O guitarrista Dado Villa-Lobos, que lança o livro ?Dado Villa-Lobos ? Memórias de um Legionário? - Pablo Koury/Divulgação
O guitarrista Dado Villa-Lobos, que lança o livro ?Dado Villa-Lobos ? Memórias de um Legionário? Imagem: Pablo Koury/Divulgação

Rodrigo Casarin

Do UOL, em São Paulo

01/06/2015 06h00

Foi em um campo de futebol que Dado Villa-Lobos, guitarrista que integrou a Legião Urbana, tomou a decisão de narrar as suas memórias. Em uma breve discussão sobre qual time deveria fazer um arremesso lateral, descobriu que um jogador da equipe adversária era fã de sua antiga banda. Foi a partir desse jogo que ele começou a conversar com o historiador Felipe Demier para que transformassem em livro as suas lembranças. Logo Romulo Mattos, outro historiador, juntou-se à empreitada. Dessa forma, os três aparecem como autores na capa de “Dado Villa-Lobos – Memórias de um Legionário”.
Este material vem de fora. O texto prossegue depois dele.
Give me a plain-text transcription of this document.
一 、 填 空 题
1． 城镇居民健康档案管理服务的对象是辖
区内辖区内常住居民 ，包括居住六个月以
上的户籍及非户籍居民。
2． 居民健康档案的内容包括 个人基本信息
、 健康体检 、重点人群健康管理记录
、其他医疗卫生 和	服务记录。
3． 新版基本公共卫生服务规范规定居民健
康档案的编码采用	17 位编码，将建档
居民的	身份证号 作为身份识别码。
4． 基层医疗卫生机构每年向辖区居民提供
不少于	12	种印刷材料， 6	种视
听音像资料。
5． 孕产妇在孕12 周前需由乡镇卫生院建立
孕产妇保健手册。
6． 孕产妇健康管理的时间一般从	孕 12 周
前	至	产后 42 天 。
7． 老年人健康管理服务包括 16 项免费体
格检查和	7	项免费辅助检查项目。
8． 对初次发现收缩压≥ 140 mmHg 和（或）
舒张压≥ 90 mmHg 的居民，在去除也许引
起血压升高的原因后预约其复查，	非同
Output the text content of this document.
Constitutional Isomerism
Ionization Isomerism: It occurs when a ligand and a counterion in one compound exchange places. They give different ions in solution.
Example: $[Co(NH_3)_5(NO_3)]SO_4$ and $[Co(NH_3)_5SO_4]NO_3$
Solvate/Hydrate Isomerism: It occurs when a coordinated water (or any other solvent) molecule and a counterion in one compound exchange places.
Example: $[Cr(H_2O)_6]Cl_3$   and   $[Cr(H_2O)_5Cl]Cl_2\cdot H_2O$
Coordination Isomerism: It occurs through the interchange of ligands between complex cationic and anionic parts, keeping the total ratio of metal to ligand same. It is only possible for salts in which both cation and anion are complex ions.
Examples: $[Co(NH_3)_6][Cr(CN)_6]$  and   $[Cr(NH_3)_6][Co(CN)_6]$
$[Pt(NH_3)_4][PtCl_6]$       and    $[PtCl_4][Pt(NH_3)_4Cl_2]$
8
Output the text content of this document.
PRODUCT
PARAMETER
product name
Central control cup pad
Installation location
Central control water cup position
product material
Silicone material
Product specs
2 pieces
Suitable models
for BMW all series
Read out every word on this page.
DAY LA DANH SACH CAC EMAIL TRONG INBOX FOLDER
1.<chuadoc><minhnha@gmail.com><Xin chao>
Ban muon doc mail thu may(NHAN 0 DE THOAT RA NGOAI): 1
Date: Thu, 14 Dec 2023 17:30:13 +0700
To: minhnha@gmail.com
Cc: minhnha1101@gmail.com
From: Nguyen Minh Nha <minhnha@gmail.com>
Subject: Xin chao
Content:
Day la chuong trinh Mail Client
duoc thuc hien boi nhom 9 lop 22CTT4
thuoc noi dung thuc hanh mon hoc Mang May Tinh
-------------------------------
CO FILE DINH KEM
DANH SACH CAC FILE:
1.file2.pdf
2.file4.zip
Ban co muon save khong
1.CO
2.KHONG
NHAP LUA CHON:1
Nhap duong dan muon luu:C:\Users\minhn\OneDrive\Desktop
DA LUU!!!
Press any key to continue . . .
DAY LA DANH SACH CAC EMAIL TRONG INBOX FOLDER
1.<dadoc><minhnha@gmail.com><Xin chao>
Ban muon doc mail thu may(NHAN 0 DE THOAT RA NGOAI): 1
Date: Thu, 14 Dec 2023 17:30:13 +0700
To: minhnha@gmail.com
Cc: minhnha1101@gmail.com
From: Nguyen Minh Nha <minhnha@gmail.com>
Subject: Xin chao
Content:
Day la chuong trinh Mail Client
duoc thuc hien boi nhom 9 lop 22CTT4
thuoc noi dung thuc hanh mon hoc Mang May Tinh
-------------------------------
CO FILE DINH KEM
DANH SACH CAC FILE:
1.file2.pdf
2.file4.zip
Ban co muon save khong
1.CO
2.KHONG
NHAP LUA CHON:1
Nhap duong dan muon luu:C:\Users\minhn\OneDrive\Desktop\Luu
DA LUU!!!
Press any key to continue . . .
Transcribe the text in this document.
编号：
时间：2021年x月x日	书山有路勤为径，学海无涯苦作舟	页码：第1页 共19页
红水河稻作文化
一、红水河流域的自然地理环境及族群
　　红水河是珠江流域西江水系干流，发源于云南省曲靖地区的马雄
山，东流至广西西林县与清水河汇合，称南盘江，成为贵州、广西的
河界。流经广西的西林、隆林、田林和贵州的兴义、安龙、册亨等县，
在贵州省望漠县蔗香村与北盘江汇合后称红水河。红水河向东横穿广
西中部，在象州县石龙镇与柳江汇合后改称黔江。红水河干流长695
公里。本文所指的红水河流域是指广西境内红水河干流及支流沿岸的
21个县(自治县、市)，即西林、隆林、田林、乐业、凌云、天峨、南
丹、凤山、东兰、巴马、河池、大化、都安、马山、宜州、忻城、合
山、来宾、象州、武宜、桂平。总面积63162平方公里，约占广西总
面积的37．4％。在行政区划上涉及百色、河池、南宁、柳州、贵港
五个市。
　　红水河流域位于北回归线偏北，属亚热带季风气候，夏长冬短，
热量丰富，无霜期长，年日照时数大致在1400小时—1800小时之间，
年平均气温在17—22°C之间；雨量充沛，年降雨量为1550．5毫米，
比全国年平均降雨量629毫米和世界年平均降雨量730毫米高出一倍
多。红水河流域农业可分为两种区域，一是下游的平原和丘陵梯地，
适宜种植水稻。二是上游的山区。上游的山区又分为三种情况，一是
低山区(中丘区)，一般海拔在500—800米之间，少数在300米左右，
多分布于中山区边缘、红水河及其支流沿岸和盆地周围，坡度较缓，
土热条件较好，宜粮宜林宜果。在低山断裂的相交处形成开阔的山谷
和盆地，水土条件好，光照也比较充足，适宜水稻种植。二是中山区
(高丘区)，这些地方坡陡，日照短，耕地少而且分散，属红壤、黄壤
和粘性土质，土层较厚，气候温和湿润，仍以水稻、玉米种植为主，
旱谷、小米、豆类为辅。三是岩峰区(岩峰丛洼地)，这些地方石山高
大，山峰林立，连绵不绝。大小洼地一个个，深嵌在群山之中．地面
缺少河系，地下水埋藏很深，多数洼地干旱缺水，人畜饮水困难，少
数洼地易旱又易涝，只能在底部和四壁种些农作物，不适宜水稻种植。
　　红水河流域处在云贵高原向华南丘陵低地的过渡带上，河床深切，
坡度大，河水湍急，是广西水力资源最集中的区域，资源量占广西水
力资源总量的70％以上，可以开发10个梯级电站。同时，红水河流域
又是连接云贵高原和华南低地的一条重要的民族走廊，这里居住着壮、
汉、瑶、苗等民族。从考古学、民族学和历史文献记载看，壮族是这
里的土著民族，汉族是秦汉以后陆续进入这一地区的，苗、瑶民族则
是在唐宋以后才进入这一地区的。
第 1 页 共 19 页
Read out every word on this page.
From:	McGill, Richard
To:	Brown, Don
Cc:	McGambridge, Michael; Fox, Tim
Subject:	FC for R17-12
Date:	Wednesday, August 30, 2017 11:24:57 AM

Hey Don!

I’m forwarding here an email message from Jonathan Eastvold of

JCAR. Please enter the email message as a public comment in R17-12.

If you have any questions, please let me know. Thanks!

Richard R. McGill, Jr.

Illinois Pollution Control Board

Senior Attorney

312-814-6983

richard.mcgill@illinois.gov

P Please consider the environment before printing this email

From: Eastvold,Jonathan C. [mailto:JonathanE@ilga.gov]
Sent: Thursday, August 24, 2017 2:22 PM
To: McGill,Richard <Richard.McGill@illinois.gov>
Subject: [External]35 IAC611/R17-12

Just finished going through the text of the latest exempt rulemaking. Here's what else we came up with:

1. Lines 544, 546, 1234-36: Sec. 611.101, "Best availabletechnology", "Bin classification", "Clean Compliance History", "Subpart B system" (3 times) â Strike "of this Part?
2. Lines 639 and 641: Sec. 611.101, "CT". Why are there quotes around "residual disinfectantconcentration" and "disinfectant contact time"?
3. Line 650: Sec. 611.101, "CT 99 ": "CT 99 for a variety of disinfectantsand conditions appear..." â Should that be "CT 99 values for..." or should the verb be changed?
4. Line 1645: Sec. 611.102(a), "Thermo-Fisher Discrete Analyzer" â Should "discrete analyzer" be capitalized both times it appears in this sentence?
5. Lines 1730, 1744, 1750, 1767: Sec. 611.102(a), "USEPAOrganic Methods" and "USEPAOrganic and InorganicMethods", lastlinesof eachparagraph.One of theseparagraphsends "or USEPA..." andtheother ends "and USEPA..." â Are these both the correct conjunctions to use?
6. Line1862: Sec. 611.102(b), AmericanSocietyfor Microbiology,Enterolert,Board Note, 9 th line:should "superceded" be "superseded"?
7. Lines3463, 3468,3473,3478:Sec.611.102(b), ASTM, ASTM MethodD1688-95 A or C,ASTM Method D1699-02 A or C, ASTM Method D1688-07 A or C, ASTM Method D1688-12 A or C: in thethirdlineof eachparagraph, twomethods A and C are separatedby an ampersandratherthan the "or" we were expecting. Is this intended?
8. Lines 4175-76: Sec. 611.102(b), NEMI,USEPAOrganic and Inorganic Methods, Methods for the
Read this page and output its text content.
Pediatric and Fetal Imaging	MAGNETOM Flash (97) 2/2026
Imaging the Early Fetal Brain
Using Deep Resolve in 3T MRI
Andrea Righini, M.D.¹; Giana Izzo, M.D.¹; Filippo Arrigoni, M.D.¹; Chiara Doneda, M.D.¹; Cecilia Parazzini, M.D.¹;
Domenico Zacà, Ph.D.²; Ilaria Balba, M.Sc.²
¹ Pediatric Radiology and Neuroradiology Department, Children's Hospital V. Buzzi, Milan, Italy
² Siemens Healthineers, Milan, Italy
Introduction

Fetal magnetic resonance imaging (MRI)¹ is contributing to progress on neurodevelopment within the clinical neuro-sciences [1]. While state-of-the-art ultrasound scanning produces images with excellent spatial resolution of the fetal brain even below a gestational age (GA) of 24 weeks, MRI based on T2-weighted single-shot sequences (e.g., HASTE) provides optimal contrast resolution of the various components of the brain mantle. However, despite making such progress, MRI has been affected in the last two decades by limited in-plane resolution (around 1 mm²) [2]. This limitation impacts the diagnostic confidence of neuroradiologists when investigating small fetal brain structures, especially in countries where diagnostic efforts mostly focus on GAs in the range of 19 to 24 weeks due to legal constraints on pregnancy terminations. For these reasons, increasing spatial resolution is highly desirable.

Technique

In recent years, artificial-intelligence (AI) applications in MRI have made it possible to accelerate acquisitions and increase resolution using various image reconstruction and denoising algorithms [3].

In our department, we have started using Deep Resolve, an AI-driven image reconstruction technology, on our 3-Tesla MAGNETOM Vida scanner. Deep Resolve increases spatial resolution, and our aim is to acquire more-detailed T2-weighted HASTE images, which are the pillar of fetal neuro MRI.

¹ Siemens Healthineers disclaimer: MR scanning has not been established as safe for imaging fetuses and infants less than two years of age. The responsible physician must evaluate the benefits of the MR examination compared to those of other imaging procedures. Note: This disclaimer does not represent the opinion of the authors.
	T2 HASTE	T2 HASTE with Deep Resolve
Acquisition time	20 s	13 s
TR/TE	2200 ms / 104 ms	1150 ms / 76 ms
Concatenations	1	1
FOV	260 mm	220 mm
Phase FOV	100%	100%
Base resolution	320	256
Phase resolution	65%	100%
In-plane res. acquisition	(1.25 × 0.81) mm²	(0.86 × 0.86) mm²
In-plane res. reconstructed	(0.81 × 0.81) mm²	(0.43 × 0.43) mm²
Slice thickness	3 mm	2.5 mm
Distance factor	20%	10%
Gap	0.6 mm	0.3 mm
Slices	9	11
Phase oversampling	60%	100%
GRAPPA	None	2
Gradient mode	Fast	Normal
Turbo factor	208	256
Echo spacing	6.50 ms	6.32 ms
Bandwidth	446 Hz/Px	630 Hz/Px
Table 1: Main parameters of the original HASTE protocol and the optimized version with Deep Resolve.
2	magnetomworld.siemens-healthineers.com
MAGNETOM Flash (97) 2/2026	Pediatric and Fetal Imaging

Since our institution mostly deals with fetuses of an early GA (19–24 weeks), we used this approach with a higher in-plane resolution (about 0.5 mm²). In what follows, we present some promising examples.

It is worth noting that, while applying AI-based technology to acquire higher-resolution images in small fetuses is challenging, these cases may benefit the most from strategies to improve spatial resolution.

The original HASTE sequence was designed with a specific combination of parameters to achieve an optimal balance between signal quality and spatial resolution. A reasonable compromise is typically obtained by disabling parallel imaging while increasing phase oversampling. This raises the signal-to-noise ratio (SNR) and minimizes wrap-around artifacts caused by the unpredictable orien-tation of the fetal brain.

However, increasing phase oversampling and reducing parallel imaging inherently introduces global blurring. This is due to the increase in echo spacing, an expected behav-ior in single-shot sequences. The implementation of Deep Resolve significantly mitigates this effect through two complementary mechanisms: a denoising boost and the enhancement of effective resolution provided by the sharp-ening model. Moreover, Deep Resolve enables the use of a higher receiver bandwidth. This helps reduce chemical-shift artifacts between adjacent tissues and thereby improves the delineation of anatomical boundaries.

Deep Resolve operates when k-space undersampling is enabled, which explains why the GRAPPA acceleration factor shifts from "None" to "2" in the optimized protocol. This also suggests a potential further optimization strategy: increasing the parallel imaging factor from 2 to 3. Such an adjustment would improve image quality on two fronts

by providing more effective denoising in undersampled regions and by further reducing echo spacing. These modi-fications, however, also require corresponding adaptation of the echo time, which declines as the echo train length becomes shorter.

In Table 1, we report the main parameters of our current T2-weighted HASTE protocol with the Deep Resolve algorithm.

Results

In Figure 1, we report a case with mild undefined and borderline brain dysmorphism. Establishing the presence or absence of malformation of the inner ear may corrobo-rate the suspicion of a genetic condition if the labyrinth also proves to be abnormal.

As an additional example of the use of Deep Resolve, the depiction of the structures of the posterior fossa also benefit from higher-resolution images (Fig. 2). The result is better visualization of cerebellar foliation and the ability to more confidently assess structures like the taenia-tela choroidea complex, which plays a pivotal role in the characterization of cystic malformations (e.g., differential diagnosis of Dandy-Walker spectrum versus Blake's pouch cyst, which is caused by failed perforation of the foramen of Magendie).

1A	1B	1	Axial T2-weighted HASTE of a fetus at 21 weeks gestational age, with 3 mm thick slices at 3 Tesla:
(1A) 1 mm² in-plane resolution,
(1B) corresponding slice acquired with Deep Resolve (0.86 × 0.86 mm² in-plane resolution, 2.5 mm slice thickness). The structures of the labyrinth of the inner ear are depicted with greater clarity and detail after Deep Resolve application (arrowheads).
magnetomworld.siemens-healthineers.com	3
“Eles trouxeram toda a apuração histórica e cronológica dos fatos, foram atrás de dados importantes e específicos de cada situação, verificaram toda a documentação desses últimos 30 anos, buscaram em jornais, publicações, revistas, no acervo da Fernanda, minha mulher...”, conta Dado por telefone ao UOL. Entre 2012 e 2013, o guitarrista se reuniu diversas vezes com Demier e Mattos para lhes contar o que se lembrava de sua história, principalmente da vivida com a Legião.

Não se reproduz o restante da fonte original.